Hieronder worden de betreffende vragen van een reactie voorzien.

PZO-ZZP en de Zorg Professional hebben een aantal vragen gesteld over modelcontracten:

  • Ten aanzien van de modelcontracten is gebleken dat FNV Zelfstandigen en BTN een initiatiefrol hebben gekregen met uw Ministerie. Wat is de reden dat de taskforce, die dit ZZP-proces intensief heeft gevolgd, hierover niet is benaderd, noch geïnformeerd?

  • Daarbij rijst tevens de vraag waarom andere ZZP organisaties en hun achterbannen niet zijn betrokken bij dit proces. Dit in verband met de vergaande borging van het met zzp’ers praten in plaats van over zzp’ers.

  • In lijn met bovenstaande zou het wenselijk zijn dat andere belanghebbende partijen inzicht krijgen in het concept dat er zou liggen.

  • De vele ontslagen in de thuiszorg leidt bij veel zorgverleners tot de vraag of werken in zelfstandigheid voor hen een optie is. Tegelijk moet schijnzelfstandigheid worden voorkomen. Des te meer vraagt dit om spoedige helderheid over de juiste modellen voor verzekeraars, opdrachtgevers en zzp’ers. Een trage procesgang werkt knellend voor alle partijen, niet in de laatste plaats bij de cliënt die zijn of haar zorgverlener wil behouden.

Ik ben het met PZO-ZZP en de Zorg Professional eens dat het van belang is dat er snel modellen komen ten aanzien van zorgverlening door zzp’ers, zodat er meer duidelijkheid ontstaat over wanneer er sprake is van werken buiten dienstbetrekking. Het belang hiervan is ook al eerder door het kabinet onderstreept in zijn brief Zzp’er in de zorg1 van 10 oktober 2014. Daarbij dient opgemerkt te worden dat de goedkeuring van beoordeelde voorbeeldovereenkomsten zich echter niet kan uitstrekken tot de vraag of de zzp’er fiscaal als ondernemer kan worden aangemerkt. Dat is namelijk ook afhankelijk van andere individuele feiten en omstandigheden, zoals het aantal opdrachtgevers en de omzet van de zzp’er, die niet geregeld worden in een overeenkomst tussen een zorginstelling en zorgverlener.
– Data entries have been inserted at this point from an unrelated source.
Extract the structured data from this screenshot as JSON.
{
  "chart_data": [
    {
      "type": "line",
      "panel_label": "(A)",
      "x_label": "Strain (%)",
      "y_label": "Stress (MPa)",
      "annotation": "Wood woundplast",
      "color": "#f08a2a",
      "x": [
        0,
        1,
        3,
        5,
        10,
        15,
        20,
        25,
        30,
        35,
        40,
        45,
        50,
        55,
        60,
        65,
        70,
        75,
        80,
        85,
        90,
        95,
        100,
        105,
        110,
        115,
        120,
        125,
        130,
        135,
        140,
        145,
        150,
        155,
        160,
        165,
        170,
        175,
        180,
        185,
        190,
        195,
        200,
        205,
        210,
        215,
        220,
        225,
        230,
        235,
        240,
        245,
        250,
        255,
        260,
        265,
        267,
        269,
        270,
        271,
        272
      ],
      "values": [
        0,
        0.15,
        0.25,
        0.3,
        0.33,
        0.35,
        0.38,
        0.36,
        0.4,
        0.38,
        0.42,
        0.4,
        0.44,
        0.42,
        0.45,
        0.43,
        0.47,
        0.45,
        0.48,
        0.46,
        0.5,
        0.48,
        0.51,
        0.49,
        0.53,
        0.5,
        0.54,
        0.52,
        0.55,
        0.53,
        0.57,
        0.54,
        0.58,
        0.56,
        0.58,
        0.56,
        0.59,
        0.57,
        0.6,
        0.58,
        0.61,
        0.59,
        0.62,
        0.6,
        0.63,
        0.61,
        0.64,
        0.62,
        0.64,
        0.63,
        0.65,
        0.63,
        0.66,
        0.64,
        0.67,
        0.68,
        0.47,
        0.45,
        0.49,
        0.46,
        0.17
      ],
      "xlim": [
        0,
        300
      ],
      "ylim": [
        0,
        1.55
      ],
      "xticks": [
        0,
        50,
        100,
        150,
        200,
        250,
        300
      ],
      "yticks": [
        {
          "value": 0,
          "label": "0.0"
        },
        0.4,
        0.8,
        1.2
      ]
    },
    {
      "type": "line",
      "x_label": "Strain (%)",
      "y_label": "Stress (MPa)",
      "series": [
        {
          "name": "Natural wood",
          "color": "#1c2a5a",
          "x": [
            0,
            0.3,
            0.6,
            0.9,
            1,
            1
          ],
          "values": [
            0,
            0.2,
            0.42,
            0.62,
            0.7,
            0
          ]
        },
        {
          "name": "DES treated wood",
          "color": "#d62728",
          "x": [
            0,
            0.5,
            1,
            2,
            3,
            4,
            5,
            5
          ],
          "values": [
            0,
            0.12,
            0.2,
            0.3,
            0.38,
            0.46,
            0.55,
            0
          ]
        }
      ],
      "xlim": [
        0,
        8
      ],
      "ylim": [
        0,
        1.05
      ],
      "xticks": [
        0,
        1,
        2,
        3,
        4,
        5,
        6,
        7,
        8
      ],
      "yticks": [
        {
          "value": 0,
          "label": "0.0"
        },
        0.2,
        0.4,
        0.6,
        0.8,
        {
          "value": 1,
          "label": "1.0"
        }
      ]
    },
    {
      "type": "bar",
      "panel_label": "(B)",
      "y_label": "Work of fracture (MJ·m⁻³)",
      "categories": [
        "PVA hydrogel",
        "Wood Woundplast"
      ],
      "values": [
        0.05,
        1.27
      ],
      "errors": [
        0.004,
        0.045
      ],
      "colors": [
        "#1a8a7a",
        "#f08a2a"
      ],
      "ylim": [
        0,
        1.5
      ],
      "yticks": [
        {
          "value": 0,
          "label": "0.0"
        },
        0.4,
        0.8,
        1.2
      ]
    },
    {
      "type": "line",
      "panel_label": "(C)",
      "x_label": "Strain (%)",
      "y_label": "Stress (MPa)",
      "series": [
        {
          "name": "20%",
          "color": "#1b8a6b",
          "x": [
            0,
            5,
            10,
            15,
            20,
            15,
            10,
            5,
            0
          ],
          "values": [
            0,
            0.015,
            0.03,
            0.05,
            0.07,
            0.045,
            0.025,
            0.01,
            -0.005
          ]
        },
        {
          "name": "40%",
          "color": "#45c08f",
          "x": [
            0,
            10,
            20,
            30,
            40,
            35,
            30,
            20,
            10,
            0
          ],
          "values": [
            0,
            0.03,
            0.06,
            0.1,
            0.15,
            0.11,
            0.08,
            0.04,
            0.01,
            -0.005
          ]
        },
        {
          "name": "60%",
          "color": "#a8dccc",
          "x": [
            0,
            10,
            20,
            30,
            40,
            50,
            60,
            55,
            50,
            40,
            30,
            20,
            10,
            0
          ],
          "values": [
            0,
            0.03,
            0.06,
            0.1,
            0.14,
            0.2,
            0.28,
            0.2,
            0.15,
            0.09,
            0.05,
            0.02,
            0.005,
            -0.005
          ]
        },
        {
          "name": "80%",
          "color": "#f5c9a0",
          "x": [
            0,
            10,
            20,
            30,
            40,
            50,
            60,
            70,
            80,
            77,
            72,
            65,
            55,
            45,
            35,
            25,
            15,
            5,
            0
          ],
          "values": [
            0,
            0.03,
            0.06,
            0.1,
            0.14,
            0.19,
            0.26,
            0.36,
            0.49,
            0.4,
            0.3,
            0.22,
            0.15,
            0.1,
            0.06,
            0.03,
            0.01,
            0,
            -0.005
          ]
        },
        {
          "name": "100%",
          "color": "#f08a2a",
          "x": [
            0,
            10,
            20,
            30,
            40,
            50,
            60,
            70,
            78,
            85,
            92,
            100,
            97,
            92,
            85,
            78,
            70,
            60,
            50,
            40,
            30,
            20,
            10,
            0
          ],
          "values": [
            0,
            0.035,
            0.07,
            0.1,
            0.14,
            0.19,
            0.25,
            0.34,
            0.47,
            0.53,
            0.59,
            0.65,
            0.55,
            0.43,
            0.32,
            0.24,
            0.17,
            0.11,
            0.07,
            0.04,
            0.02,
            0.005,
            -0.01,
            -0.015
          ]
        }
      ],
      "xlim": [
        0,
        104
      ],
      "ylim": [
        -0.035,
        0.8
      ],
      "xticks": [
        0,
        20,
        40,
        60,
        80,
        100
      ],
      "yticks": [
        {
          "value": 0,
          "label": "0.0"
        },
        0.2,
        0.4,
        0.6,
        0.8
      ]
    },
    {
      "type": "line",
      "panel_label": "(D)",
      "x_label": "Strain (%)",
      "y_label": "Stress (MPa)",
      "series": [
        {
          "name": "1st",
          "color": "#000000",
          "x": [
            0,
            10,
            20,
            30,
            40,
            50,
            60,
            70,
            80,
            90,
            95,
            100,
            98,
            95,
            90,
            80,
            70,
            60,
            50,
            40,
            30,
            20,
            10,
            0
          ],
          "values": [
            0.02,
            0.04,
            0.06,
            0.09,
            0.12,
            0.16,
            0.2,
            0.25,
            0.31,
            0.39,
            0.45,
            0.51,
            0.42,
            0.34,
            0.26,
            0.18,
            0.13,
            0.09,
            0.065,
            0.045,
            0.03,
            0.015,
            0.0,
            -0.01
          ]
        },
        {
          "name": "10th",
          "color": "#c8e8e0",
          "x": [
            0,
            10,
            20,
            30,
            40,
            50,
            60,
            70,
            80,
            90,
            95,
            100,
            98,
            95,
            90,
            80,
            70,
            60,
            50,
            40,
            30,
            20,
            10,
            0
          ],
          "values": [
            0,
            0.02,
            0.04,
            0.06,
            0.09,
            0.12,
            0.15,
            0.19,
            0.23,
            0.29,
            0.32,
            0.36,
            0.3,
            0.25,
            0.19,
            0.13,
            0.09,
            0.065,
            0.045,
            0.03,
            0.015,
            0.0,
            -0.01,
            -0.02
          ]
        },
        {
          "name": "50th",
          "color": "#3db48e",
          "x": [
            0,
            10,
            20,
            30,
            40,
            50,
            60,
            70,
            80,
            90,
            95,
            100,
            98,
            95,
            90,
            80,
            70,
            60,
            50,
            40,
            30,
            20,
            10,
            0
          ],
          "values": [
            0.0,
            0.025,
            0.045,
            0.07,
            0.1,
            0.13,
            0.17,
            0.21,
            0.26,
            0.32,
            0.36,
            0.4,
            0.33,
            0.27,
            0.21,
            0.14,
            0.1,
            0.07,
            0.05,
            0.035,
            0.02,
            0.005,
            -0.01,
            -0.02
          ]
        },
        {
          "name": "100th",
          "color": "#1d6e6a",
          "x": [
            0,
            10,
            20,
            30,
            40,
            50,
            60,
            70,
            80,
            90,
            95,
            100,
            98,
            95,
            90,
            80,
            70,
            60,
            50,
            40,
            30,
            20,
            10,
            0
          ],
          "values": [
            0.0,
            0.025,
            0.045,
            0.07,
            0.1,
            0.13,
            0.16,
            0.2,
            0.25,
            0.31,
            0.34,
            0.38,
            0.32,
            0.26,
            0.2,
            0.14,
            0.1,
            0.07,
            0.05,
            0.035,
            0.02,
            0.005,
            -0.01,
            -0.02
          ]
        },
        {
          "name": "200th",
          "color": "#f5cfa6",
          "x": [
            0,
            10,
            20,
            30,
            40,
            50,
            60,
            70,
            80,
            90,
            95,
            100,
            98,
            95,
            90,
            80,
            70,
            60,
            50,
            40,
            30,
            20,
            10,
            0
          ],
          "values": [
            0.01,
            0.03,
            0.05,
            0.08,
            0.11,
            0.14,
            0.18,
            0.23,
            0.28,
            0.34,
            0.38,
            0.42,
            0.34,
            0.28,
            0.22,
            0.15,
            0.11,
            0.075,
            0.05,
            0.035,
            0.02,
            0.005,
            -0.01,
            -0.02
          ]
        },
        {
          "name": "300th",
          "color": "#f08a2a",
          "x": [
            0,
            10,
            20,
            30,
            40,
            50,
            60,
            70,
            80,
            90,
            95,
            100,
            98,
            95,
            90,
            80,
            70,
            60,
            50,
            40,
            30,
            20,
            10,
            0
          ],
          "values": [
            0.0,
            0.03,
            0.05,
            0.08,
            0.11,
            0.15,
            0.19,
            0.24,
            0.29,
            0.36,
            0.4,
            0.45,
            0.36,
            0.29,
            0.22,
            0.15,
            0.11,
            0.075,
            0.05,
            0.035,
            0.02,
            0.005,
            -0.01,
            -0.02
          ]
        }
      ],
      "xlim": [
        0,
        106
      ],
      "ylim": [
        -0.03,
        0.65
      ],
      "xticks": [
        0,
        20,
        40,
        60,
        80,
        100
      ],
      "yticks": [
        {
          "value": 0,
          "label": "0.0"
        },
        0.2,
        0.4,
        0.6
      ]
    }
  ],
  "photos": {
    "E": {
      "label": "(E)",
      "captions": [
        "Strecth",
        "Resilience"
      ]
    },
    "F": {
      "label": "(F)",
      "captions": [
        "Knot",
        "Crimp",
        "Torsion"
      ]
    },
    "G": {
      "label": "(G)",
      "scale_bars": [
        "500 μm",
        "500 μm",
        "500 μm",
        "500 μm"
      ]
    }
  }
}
De ontwikkeling van voorbeeldovereenkomsten is een samenspel tussen enerzijds veldpartijen en anderzijds de Ministeries van VWS en Financiën. Veldpartijen ontwikkelen hun voorbeeldovereenkomsten en leggen die voor aan het Ministerie van VWS en de Belastingdienst. VWS en de Belastingdienst beoordelen deze overeenkomsten en geven indien nodig aan op welke onderdelen de voorbeeldovereenkomsten moeten worden aangepast om goedgekeurd te kunnen worden.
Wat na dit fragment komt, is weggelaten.